In a study published Nov. 9 in the journal Nature, scientists say they have successfully connected brain implants in the motor cortex to epidural stimulation electrode arrays in the lumbar spine of paralyzed monkeys via wireless technology. The brain-spine interface, when activated, enabled the monkeys to resume walking. Lead researcher Gregoire Courtine, who heads up an international team of scientists, claims this specific type of brain-spine interface is a first in spinal cord injury research.

Courtine, a neuroscientist at the Swiss Federal Institute of Technology, told NBC News, “This is the first time that neurotechnology (has restored) locomotion in primates. But there are many challenges ahead and it may take several years before all the components of this intervention can be tested in people.”

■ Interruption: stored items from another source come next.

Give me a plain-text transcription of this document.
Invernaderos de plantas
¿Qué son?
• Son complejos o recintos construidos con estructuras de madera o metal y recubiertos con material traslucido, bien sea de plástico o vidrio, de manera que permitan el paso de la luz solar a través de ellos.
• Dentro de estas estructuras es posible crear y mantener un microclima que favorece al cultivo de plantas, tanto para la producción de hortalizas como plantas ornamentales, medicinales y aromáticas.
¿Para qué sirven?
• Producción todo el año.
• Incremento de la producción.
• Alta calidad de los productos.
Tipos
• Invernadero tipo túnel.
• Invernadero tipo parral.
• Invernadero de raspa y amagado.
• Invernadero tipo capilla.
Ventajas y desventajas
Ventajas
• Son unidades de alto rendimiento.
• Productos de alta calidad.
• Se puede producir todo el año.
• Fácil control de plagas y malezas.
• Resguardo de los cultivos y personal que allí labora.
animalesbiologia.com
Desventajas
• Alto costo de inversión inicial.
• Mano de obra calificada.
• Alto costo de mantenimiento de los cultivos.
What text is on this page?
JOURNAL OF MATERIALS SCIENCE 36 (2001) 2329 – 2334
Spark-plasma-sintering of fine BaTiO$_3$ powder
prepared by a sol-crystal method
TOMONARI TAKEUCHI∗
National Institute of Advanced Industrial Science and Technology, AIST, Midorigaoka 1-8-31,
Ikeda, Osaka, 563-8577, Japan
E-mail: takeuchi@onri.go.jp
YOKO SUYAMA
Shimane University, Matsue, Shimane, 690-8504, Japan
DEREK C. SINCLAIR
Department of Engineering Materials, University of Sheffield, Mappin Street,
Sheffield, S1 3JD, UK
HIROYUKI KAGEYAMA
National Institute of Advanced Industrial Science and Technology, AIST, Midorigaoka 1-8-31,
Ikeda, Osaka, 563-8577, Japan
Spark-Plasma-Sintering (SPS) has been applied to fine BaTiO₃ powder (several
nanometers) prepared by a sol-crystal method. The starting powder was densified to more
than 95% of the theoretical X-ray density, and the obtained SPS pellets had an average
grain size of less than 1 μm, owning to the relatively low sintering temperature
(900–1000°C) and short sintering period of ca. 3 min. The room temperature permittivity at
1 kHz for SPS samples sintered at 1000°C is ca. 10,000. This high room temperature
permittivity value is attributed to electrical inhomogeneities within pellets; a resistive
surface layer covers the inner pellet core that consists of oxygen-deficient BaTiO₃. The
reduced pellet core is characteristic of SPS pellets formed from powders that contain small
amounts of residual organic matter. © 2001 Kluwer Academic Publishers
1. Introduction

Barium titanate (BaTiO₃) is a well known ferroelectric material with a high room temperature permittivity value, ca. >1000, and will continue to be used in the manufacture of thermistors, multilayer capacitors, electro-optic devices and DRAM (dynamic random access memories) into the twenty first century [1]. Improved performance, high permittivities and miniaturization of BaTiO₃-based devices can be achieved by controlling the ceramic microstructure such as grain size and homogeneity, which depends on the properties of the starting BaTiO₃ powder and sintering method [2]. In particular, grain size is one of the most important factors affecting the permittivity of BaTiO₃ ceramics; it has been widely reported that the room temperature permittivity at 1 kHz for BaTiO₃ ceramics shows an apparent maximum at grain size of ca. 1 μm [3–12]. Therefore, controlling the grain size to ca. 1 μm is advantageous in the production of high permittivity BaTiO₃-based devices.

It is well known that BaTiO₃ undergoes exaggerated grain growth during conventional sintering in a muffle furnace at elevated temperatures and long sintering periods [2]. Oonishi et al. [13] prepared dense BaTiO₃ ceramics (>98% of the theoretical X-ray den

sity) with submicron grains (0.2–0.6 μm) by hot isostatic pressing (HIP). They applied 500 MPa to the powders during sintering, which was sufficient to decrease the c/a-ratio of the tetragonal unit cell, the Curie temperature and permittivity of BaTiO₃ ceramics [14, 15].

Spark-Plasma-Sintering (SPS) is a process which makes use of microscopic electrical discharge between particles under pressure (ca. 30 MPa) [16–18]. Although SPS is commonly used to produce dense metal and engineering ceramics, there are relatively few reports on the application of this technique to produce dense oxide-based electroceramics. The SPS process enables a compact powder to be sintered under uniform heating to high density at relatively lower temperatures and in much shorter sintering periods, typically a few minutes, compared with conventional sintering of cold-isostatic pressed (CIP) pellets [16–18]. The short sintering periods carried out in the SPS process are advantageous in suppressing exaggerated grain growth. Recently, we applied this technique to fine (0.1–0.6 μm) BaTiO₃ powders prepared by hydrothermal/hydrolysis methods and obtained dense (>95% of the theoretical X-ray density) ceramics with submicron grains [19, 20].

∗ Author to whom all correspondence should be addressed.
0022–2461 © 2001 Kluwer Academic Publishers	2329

Besides the complexity of designing and perfecting a brain-spine interface in humans, another reason for Courtine’s muted optimism is the anatomical difference between monkeys and human subjects. In the study, two monkeys each had one hind limb paralyzed via a clean laboratory transection, leaving them with three working limbs for ambulation. Traumatic spinal cord injuries in humans, typically more complex and varied, usually affect both legs and result in complete or near-complete loss of walking ability. Also, restoring balance in upright humans is a much more sophisticated challenge than dealing with monkeys, whose balance is more easily assured with four limbs on the ground.

The study is noteworthy, however, since it could possibly point the way to further studies that move away from robotic control in an effort to restore volitional control by wirelessly linking the brain to epidural stimulation technology. If successful, it could potentially result in restoring movement in spinal cord-injured humans, however imperfect, without the need to wear cumbersome computer-driven exoskeletons or other external prosthetics.

In a New York Times article, Courtine said that he hoped his team’s new brain-spine interface system could be used “in the next 10 years” on humans in a rehabilitation setting to “improve recovery and quality of life.”